Every request to the Venna gateway (https://gateway.venna.net/v1) carries a credential.
Pick the scheme that matches who is calling and how the call is billed.
| Scheme | Header | Bill to | Reach for it when |
|---|---|---|---|
| Workspace API key | Authorization: Bearer vk_... | The key's workspace | A server or integration calls in production. |
| Plan JWT | Authorization: Bearer <jwt> | The signed-in account | A human session drives the call (Console, Venna Code). |
| x402 payment | PAYMENT-SIGNATURE: <base64> | A wallet, on-chain | You pay per token with no prepaid plan. |
Prop
Type
A long-lived secret prefixed vk_. Usage and billing target the workspace that owns the key,
not any individual user — the default for production traffic. Read it from VENNA_API_KEY and
send it as a bearer token:
curl https://gateway.venna.net/v1/chat/completions \
-H "Authorization: Bearer $VENNA_API_KEY" \
-H "Content-Type: application/json" \
-d '{ "model": "venna-fast", "messages": [{ "role": "user", "content": "ping" }] }'When to use it: any unattended, programmatic caller — a backend service, a cron job, a CI step.

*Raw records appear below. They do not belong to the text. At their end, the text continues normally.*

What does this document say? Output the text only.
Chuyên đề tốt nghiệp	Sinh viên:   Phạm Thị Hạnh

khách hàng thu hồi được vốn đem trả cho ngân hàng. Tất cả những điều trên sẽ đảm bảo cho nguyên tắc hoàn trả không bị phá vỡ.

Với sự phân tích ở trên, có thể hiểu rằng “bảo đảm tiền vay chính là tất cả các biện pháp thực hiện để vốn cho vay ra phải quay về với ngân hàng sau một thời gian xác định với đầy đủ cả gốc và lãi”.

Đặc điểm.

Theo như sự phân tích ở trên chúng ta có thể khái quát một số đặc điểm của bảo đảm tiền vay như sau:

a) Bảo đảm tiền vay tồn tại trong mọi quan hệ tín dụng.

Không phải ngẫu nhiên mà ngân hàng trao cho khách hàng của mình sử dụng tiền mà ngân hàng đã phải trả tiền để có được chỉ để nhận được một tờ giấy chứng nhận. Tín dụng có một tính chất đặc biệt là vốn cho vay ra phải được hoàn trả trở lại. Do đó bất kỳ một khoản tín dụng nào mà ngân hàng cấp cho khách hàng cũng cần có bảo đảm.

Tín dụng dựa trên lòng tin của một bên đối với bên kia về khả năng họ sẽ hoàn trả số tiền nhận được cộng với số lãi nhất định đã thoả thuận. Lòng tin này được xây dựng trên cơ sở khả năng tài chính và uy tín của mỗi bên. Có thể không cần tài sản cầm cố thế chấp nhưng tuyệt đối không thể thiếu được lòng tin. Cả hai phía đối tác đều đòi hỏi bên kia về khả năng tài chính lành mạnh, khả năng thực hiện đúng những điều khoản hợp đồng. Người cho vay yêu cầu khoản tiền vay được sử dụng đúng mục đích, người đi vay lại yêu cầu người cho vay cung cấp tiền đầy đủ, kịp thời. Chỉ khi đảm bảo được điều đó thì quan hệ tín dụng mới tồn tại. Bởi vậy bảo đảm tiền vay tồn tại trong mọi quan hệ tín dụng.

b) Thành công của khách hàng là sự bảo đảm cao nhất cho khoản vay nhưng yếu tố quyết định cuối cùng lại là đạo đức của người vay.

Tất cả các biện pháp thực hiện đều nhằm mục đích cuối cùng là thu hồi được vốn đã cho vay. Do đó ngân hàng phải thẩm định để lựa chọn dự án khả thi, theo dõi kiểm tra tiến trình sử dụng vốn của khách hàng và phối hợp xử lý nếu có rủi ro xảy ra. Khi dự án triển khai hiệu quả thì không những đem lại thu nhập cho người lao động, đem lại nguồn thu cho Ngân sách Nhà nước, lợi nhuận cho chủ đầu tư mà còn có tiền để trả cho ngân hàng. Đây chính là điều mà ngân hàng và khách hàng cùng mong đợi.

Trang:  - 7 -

A short-lived account token carrying account and workspace context, for interactive apps that
already signed a user in. Mint one on the API control plane (not the gateway) with
POST /v1/auth/sessions:
curl https://api.venna.net/v1/auth/sessions \
-H "Content-Type: application/json" \
-d '{ "email": "you@example.com", "password": "'"$VENNA_PASSWORD"'" }'Send the returned access-token to the gateway exactly like a vk_ key.
When to use it: a logged-in user is on the other end and billing should follow their plan.
Pay per token from a wallet with no prepaid plan. A request with no valid credential gets a
402 PAYMENT-REQUIRED challenge whose accepts list names the schemes it takes; sign the
payload and resend with a PAYMENT-SIGNATURE header carrying the base64 authorization:
curl https://gateway.venna.net/v1/chat/completions \
-H "PAYMENT-SIGNATURE: $VENNA_PAYMENT_SIGNATURE" \
-H "Content-Type: application/json" \
-d '{ "model": "venna-fast", "messages": [{ "role": "user", "content": "ping" }] }'On Base the gateway accepts upto (authorize-max, settle-actual) and batch-settlement
(payment-channel). See the x402 guide for the full
challenge → accepts → settlement flow.
When to use it: wallet-based, pay-as-you-go access with on-chain settlement and no sign-up.
Plan JWTs are short-lived
A plan JWT expires ~15 minutes after it is minted — refresh it through the session flow
rather than caching it like a static key. A vk_ key never expires; rotate it from the
Console if it leaks. Never inline a literal key in source, snippets, or commits.